I did some speed tests on the individual drives (sdb and sdd). Hdparm -t shows 80 MB/s for sdb and only 30 MB/s for sdd (and the two other drives, two Samsung ones, measure at about 100 MB/s). These results are repeatable. It also shows that it's not an alignment thing, because then hdparm -t would be slow on both drives.

I have been unable to discern any differences that might explain why one of these drives is slower, except that SMART reports the following on the good drive:

Offline data collection status:  (0x82) Offline data collection activity
                                        was completed without error.
                                        Auto Offline Data Collection: Enabled.

And it reports this on the bad drive:

Offline data collection status:  (0x85) Offline data collection activity
                                    was aborted by an interrupting command from host.
                                    Auto Offline Data Collection: Enabled.

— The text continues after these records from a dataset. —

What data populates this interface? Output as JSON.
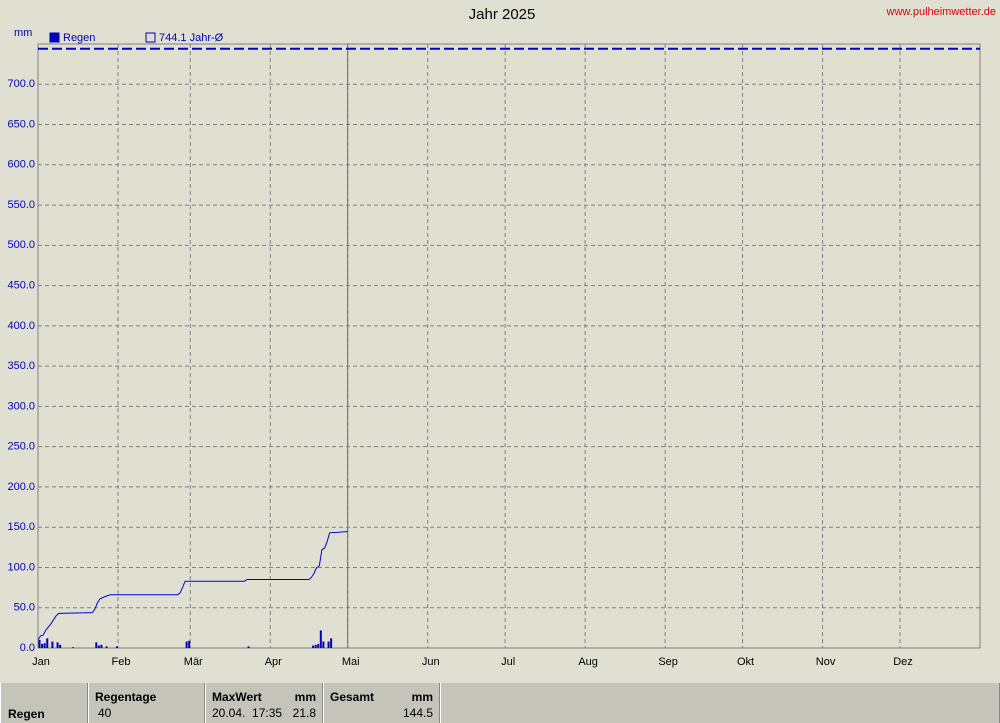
{
  "chart_data": {
    "type": "rain-year",
    "title": "Jahr 2025",
    "source": "www.pulheimwetter.de",
    "ylabel": "mm",
    "xlim": [
      0,
      365
    ],
    "ylim": [
      0,
      750
    ],
    "xticks": [
      {
        "value": 0,
        "label": "Jan"
      },
      {
        "value": 31,
        "label": "Feb"
      },
      {
        "value": 59,
        "label": "Mär"
      },
      {
        "value": 90,
        "label": "Apr"
      },
      {
        "value": 120,
        "label": "Mai"
      },
      {
        "value": 151,
        "label": "Jun"
      },
      {
        "value": 181,
        "label": "Jul"
      },
      {
        "value": 212,
        "label": "Aug"
      },
      {
        "value": 243,
        "label": "Sep"
      },
      {
        "value": 273,
        "label": "Okt"
      },
      {
        "value": 304,
        "label": "Nov"
      },
      {
        "value": 334,
        "label": "Dez"
      }
    ],
    "yticks": [
      {
        "value": 0,
        "label": "0.0"
      },
      {
        "value": 50,
        "label": "50.0"
      },
      {
        "value": 100,
        "label": "100.0"
      },
      {
        "value": 150,
        "label": "150.0"
      },
      {
        "value": 200,
        "label": "200.0"
      },
      {
        "value": 250,
        "label": "250.0"
      },
      {
        "value": 300,
        "label": "300.0"
      },
      {
        "value": 350,
        "label": "350.0"
      },
      {
        "value": 400,
        "label": "400.0"
      },
      {
        "value": 450,
        "label": "450.0"
      },
      {
        "value": 500,
        "label": "500.0"
      },
      {
        "value": 550,
        "label": "550.0"
      },
      {
        "value": 600,
        "label": "600.0"
      },
      {
        "value": 650,
        "label": "650.0"
      },
      {
        "value": 700,
        "label": "700.0"
      }
    ],
    "grid": true,
    "cursor_x": 120,
    "series": [
      {
        "name": "Regen",
        "kind": "bar",
        "color": "#0000c0",
        "x": [
          0,
          1,
          2,
          3,
          5,
          7,
          8,
          13,
          22,
          23,
          24,
          26,
          30,
          57,
          58,
          81,
          106,
          107,
          108,
          109,
          110,
          112,
          113
        ],
        "values": [
          10,
          5,
          6,
          12,
          8,
          7,
          4,
          1,
          7,
          3,
          4,
          2,
          2,
          8,
          9,
          2,
          3,
          4,
          5,
          21.8,
          8,
          8,
          12
        ]
      },
      {
        "name": "744.1 Jahr-Ø",
        "kind": "hline",
        "color": "#0000c0",
        "value": 744.1
      },
      {
        "kind": "line",
        "color": "#0000e0",
        "x": [
          0,
          1,
          2,
          3,
          5,
          7,
          8,
          21,
          22,
          23,
          24,
          26,
          28,
          54,
          55,
          56,
          57,
          80,
          81,
          105,
          106,
          107,
          108,
          109,
          110,
          111,
          112,
          113,
          120
        ],
        "values": [
          10,
          15,
          16,
          22,
          30,
          40,
          43,
          44,
          48,
          56,
          61,
          64,
          66,
          66,
          68,
          75,
          83,
          83,
          85,
          85,
          88,
          93,
          100,
          102,
          122,
          124,
          132,
          143,
          144.5
        ]
      }
    ]
  },
  "table": {
    "headers": [
      "Regentage",
      "MaxWert",
      "mm",
      "Gesamt",
      "mm"
    ],
    "rows": [
      [
        "Regen",
        "40",
        "20.04.  17:35",
        "21.8",
        "144.5"
      ]
    ]
  }
}
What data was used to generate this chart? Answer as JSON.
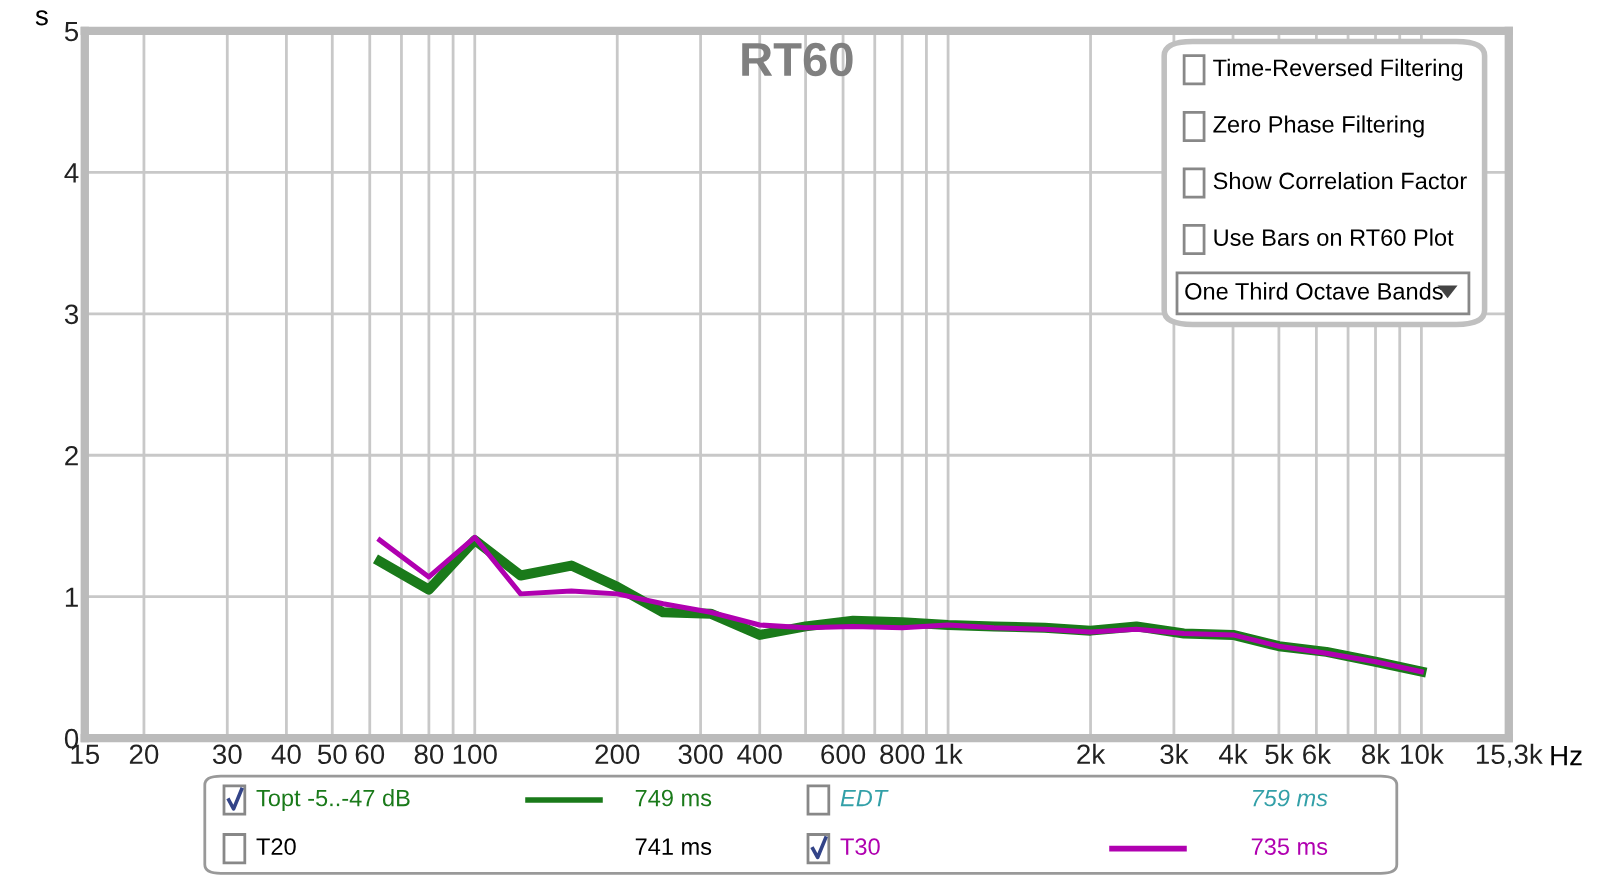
{
  "chart_data": {
    "type": "line",
    "title": "RT60",
    "xlabel": "Hz",
    "ylabel": "s",
    "x": [
      63,
      80,
      100,
      125,
      160,
      200,
      250,
      315,
      400,
      500,
      630,
      800,
      1000,
      1250,
      1600,
      2000,
      2500,
      3150,
      4000,
      5000,
      6300,
      8000,
      10000
    ],
    "series": [
      {
        "name": "Topt -5..-47 dB",
        "color": "#1a7a1a",
        "values": [
          1.25,
          1.05,
          1.4,
          1.15,
          1.22,
          1.07,
          0.89,
          0.88,
          0.73,
          0.79,
          0.83,
          0.82,
          0.8,
          0.79,
          0.78,
          0.76,
          0.79,
          0.74,
          0.73,
          0.65,
          0.61,
          0.54,
          0.47
        ]
      },
      {
        "name": "T30",
        "color": "#b000b0",
        "values": [
          1.4,
          1.14,
          1.42,
          1.02,
          1.04,
          1.02,
          0.95,
          0.89,
          0.8,
          0.78,
          0.79,
          0.78,
          0.8,
          0.78,
          0.77,
          0.75,
          0.77,
          0.74,
          0.73,
          0.65,
          0.6,
          0.54,
          0.47
        ]
      }
    ],
    "log": "x",
    "xlim": [
      15,
      15300
    ],
    "xticks": [
      15,
      20,
      30,
      40,
      50,
      60,
      {
        "value": 70,
        "label": null
      },
      80,
      {
        "value": 90,
        "label": null
      },
      100,
      200,
      300,
      400,
      {
        "value": 500,
        "label": null
      },
      600,
      {
        "value": 700,
        "label": null
      },
      800,
      {
        "value": 900,
        "label": null
      },
      {
        "value": 1000,
        "label": "1k"
      },
      {
        "value": 2000,
        "label": "2k"
      },
      {
        "value": 3000,
        "label": "3k"
      },
      {
        "value": 4000,
        "label": "4k"
      },
      {
        "value": 5000,
        "label": "5k"
      },
      {
        "value": 6000,
        "label": "6k"
      },
      {
        "value": 7000,
        "label": null
      },
      {
        "value": 8000,
        "label": "8k"
      },
      {
        "value": 9000,
        "label": null
      },
      {
        "value": 10000,
        "label": "10k"
      },
      {
        "value": 15300,
        "label": "15,3k"
      }
    ],
    "ylim": [
      0,
      5
    ],
    "yticks": [
      0,
      1,
      2,
      3,
      4,
      5
    ],
    "grid": true,
    "legend": "bottom",
    "line_style": "solid",
    "marker": "none",
    "annotations": [
      "Time-Reversed Filtering",
      "Zero Phase Filtering",
      "Show Correlation Factor",
      "Use Bars on RT60 Plot",
      "One Third Octave Bands",
      "749 ms",
      "EDT",
      "759 ms",
      "T20",
      "741 ms",
      "735 ms"
    ]
  }
}
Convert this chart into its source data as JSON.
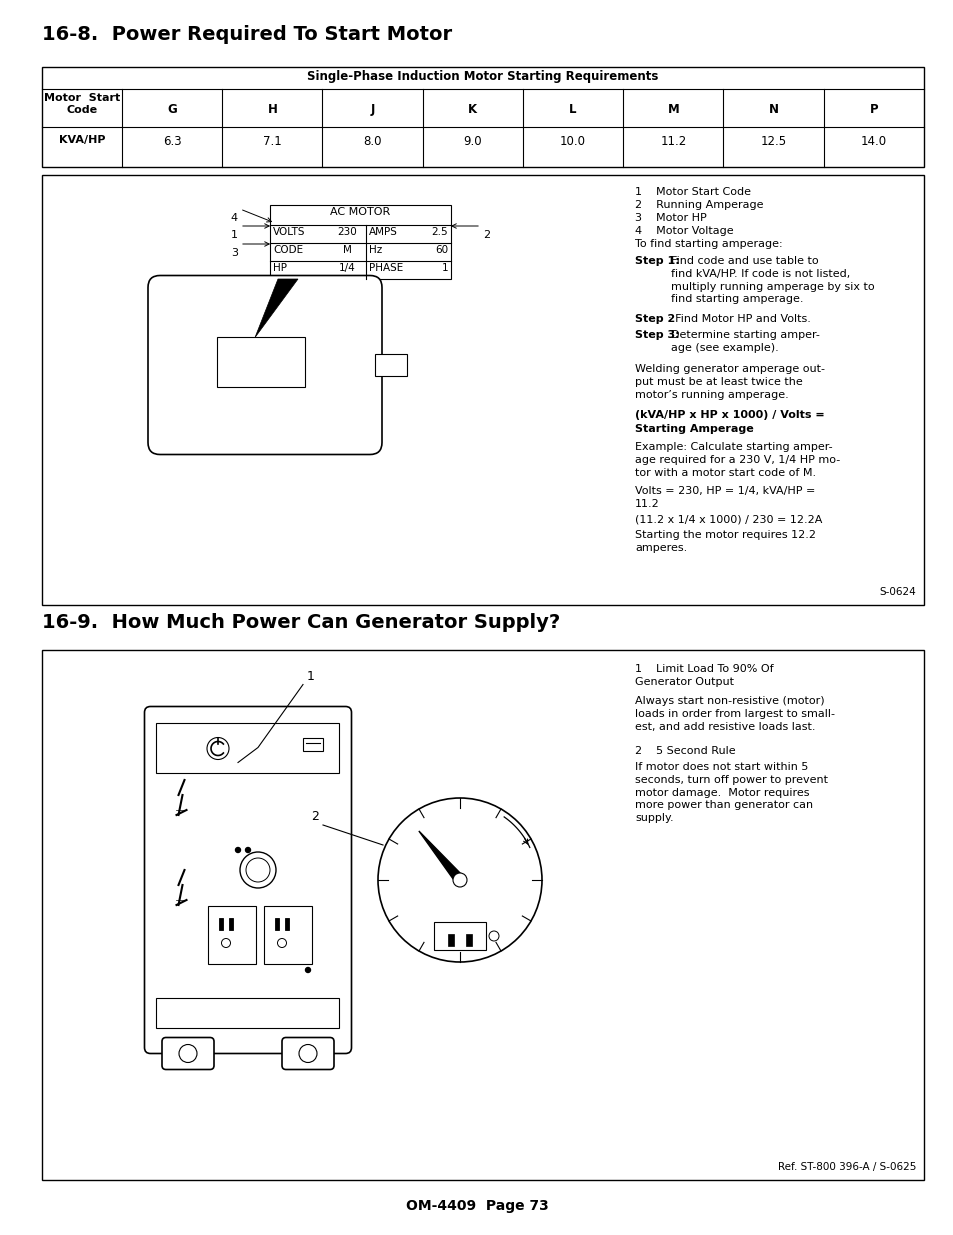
{
  "title_1": "16-8.  Power Required To Start Motor",
  "title_2": "16-9.  How Much Power Can Generator Supply?",
  "table_header": "Single-Phase Induction Motor Starting Requirements",
  "table_col1_header": "Motor  Start\nCode",
  "table_row2_header": "KVA/HP",
  "table_cols": [
    "G",
    "H",
    "J",
    "K",
    "L",
    "M",
    "N",
    "P"
  ],
  "table_vals": [
    "6.3",
    "7.1",
    "8.0",
    "9.0",
    "10.0",
    "11.2",
    "12.5",
    "14.0"
  ],
  "section1_notes_plain": [
    "1    Motor Start Code",
    "2    Running Amperage",
    "3    Motor HP",
    "4    Motor Voltage",
    "To find starting amperage:"
  ],
  "section1_welding_note": "Welding generator amperage out-\nput must be at least twice the\nmotor’s running amperage.",
  "section1_formula_line1": "(kVA/HP x HP x 1000) / Volts =",
  "section1_formula_line2": "Starting Amperage",
  "section1_example": "Example: Calculate starting amper-\nage required for a 230 V, 1/4 HP mo-\ntor with a motor start code of M.",
  "section1_volts": "Volts = 230, HP = 1/4, kVA/HP =\n11.2",
  "section1_calc": "(11.2 x 1/4 x 1000) / 230 = 12.2A",
  "section1_starting": "Starting the motor requires 12.2\namperes.",
  "section1_ref": "S-0624",
  "section2_note1": "Limit Load To 90% Of\nGenerator Output",
  "section2_note2": "Always start non-resistive (motor)\nloads in order from largest to small-\nest, and add resistive loads last.",
  "section2_note3": "5 Second Rule",
  "section2_note4": "If motor does not start within 5\nseconds, turn off power to prevent\nmotor damage.  Motor requires\nmore power than generator can\nsupply.",
  "section2_ref": "Ref. ST-800 396-A / S-0625",
  "footer": "OM-4409  Page 73",
  "bg_color": "#ffffff"
}
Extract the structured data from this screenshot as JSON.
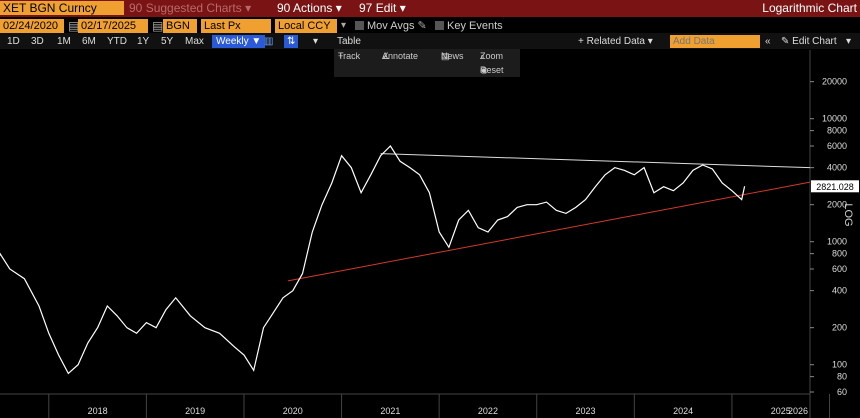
{
  "header": {
    "security": "XET BGN Curncy",
    "suggested_charts": "Suggested Charts",
    "actions": "Actions",
    "edit": "Edit",
    "chart_type": "Logarithmic Chart",
    "num_90a": "90",
    "num_90b": "90",
    "num_97": "97"
  },
  "params": {
    "start_date": "02/24/2020",
    "end_date": "02/17/2025",
    "source": "BGN",
    "field": "Last Px",
    "currency": "Local CCY",
    "mov_avgs": "Mov Avgs",
    "key_events": "Key Events"
  },
  "toolbar": {
    "periods": [
      "1D",
      "3D",
      "1M",
      "6M",
      "YTD",
      "1Y",
      "5Y",
      "Max"
    ],
    "frequency": "Weekly",
    "table": "Table",
    "related_data": "+ Related Data",
    "add_data_placeholder": "Add Data",
    "edit_chart": "Edit Chart"
  },
  "mini_toolbar": {
    "track": "Track",
    "annotate": "Annotate",
    "news": "News",
    "zoom": "Zoom",
    "reset": "Reset"
  },
  "colors": {
    "price_line": "#ffffff",
    "upper_trend": "#dddddd",
    "lower_trend": "#d23a2a",
    "header_bg": "#7a1414",
    "field_bg": "#f0a030"
  },
  "chart_data": {
    "type": "line",
    "scale": "log",
    "ylabel": "LOG",
    "ylim": [
      60,
      30000
    ],
    "xlim": [
      2017.5,
      2025.8
    ],
    "last_value": "2821.028",
    "y_ticks": [
      60,
      80,
      100,
      200,
      400,
      600,
      800,
      1000,
      2000,
      4000,
      6000,
      8000,
      10000,
      20000
    ],
    "x_ticks": [
      "2018",
      "2019",
      "2020",
      "2021",
      "2022",
      "2023",
      "2024",
      "2025",
      "2026"
    ],
    "series": [
      {
        "x": [
          2017.3,
          2017.35,
          2017.42,
          2017.5,
          2017.6,
          2017.75,
          2017.9,
          2018.0,
          2018.1,
          2018.2,
          2018.3,
          2018.4,
          2018.5,
          2018.6,
          2018.7,
          2018.8,
          2018.9,
          2019.0,
          2019.1,
          2019.2,
          2019.3,
          2019.45,
          2019.6,
          2019.75,
          2019.9,
          2020.0,
          2020.1,
          2020.2,
          2020.28,
          2020.4,
          2020.5,
          2020.6,
          2020.7,
          2020.8,
          2020.9,
          2021.0,
          2021.1,
          2021.2,
          2021.3,
          2021.4,
          2021.5,
          2021.6,
          2021.7,
          2021.8,
          2021.9,
          2022.0,
          2022.1,
          2022.2,
          2022.3,
          2022.4,
          2022.5,
          2022.6,
          2022.7,
          2022.8,
          2022.9,
          2023.0,
          2023.1,
          2023.2,
          2023.3,
          2023.4,
          2023.5,
          2023.6,
          2023.7,
          2023.8,
          2023.9,
          2024.0,
          2024.1,
          2024.2,
          2024.3,
          2024.4,
          2024.5,
          2024.6,
          2024.7,
          2024.8,
          2024.9,
          2025.0,
          2025.1,
          2025.13
        ],
        "y": [
          900,
          850,
          400,
          800,
          600,
          500,
          300,
          180,
          120,
          85,
          100,
          150,
          200,
          300,
          250,
          200,
          180,
          220,
          200,
          280,
          350,
          250,
          200,
          180,
          140,
          120,
          90,
          200,
          250,
          350,
          400,
          550,
          1200,
          2000,
          3000,
          5000,
          4000,
          2500,
          3500,
          5000,
          6000,
          4500,
          4000,
          3500,
          2500,
          1200,
          900,
          1500,
          1800,
          1300,
          1200,
          1500,
          1600,
          1900,
          2000,
          2000,
          2100,
          1800,
          1700,
          1900,
          2200,
          2800,
          3500,
          4000,
          3800,
          3500,
          4000,
          2500,
          2800,
          2600,
          3000,
          3800,
          4200,
          3900,
          3000,
          2600,
          2200,
          2821
        ]
      }
    ],
    "trendlines": [
      {
        "name": "upper",
        "x": [
          2021.4,
          2025.8
        ],
        "y": [
          5200,
          4000
        ]
      },
      {
        "name": "lower",
        "x": [
          2020.45,
          2025.8
        ],
        "y": [
          480,
          3050
        ]
      }
    ]
  }
}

The auto offline data collection should run every four hours, but the status message on the bad drive never changes.

I hypothesized that it's this offline collection that causes slowdown, but I am unable to abort it. Smartctl -X doesn't do anything, which makes sense, because the drives do not have the "Abort Offline collection upon new command" capability, according to smartctl -c.

I'm currently running a long self test which hopefully yields something, but in the meantime, I was hoping if anybody knows what might be going on.

Edit: the self test finished, it says it's OK. Turning off automatic offline data collection also didn't help.

And, I just did DD write tests. dd if=/dev/zero of=/dev/sdX bs=10M yieled 65 MB/s on the good disk and about 15 MB/s on the bad one. There's definitely something wrong.

Edit2: I picked up the drives from the datacenter and connected it to my PC with a USB to SATA converter. Now it works fine…

Best Answer

Possibly the cause for significantly decreased performance would be the Automatic Acoustic Management (AAM) - check its status on both drives using hdparm -M and disable it entirely by setting the value to 254.

Also, enabling the write cache on the drives using hdparm -W should be worth trying.

Since you are using Caviar Green drives (which you should not be doing for a Linux RAID setup, honestly) and already are at it, make sure to disable the power saving features, especially the IntelliPark feature.

If nothing helps, it might be a hardware problem indeed - open up an RMA and return the drive to WD.